3D laser scanning (LIDAR) is a modern spatial data collection technology where millions of points can be measured in a relatively short time compared to conventional measurement methods such as measuring with a total station. Depending on the 3D laser scanner used and the specific scanner settings, the scanning speed can be as much as a million points per second with millimeter accuracy. The result is called a point cloud.
When you zoom in the point cloud, you can recognize individual scanned points. The density of the points depends on the 3D scanner itself, its settings, as well as the distance of the scanned object from the scanner. The farther the scanned object is from the scanner, the thinner is the point cloud.
Each of these points hasits location defined in three-dimensional space using the X, Y, Z coordinates. In addition, they also include the intensity of the reflected laser from the object back to the scanner, but may also include individual point color data when photographs were taken of the scan and then projected on the point cloud.
3D laser scanning technology is used to faithfully capture reality and translate into a virtual world where we can continue to work with scans and produce more outputs. Our company uses this technology to map the interiors and exteriors of buildings, historical monuments, industrial parks, bridges, tunnels, roads, retaining walls, pipes, mines, quarries, landfills and other objects that must be faithfully scanned for further processing.
Possible outputs of laser scanning include point clouds, 3D models as MESH or CAD models. These 3D models have correct dimensions, of course within the accuracy of laser scanning, and are therefore can used to measure lengths, angles, slopes, areas and volumes. For most purposes 3D scans are oriented in a local coordinate system, they can also be georeferenced to the selected reference system. Georeferencing means that a 3D scan (or already a model) will be connected to control points which have coordinates in the desired coordinated system. Models can be further exported to CAD programs where they can vectorized to 2D outputs such as views, floor plans, and sections.
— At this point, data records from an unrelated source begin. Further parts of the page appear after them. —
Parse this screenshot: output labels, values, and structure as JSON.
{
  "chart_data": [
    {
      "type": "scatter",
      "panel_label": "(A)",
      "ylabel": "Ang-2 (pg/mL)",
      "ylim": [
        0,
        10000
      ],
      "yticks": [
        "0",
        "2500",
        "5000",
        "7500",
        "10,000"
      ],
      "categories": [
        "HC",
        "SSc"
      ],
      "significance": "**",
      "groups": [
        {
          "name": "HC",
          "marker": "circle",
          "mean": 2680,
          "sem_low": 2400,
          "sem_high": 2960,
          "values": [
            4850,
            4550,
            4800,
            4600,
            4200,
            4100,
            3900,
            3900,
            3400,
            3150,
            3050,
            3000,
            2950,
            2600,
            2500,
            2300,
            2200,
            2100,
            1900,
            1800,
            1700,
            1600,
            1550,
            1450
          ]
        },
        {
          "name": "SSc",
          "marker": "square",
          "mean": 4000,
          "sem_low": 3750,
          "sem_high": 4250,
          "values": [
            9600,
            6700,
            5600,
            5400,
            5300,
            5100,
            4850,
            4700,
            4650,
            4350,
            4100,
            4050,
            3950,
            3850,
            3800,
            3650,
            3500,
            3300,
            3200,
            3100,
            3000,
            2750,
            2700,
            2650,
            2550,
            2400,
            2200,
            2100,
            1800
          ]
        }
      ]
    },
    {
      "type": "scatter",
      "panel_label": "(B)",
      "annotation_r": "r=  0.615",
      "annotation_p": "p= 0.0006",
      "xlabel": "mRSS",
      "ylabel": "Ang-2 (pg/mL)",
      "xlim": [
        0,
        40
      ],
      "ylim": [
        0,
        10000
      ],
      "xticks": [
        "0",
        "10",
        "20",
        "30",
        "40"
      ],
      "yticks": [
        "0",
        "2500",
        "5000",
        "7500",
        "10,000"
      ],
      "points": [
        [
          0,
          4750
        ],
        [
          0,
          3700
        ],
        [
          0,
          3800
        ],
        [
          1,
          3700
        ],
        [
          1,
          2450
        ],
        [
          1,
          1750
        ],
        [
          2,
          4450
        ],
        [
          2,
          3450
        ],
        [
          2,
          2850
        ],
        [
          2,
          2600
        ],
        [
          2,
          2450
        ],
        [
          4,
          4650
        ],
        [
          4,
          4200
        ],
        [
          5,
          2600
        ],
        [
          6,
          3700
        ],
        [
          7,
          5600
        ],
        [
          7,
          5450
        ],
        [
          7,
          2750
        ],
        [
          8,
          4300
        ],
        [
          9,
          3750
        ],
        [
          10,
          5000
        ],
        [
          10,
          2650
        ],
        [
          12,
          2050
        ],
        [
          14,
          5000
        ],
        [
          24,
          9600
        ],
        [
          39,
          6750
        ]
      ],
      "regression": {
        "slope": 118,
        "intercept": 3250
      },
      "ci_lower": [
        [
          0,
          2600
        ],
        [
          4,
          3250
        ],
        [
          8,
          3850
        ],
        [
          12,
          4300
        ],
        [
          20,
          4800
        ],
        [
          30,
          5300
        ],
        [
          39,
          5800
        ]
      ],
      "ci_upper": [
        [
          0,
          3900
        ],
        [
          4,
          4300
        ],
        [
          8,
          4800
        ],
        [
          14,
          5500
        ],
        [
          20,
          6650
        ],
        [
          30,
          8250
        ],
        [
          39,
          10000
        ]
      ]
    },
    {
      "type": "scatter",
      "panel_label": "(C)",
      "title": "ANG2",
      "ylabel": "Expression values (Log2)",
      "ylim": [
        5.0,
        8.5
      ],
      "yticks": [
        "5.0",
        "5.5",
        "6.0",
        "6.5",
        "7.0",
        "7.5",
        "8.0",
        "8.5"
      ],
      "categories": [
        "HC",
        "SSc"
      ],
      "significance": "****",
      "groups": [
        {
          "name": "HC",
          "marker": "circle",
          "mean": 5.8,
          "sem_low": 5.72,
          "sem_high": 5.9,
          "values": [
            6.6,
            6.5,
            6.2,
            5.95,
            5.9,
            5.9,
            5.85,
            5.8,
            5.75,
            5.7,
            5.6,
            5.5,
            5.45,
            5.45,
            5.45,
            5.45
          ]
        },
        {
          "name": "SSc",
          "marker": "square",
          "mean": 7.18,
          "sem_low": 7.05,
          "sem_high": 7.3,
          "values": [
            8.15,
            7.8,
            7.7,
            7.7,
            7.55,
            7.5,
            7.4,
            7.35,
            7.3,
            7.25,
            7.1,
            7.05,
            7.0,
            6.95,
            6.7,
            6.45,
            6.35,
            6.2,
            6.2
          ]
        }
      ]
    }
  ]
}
Laser scanning can also be combined with ground based photogrammetry and aerial photogrammetry from a drone. Together we can get a very accurate and complete representation of any object. A typical example is when the interior and exterior of a building are scanned with a 3D laser scanner, the texture is obtained from the ground photogrammetry and the missing roof and the hard-to-reach areas are scanned from the drone. The whole project is then connected to the state coordinate system by geodetic measurements using a global navigation satellite systems receiver or a total station.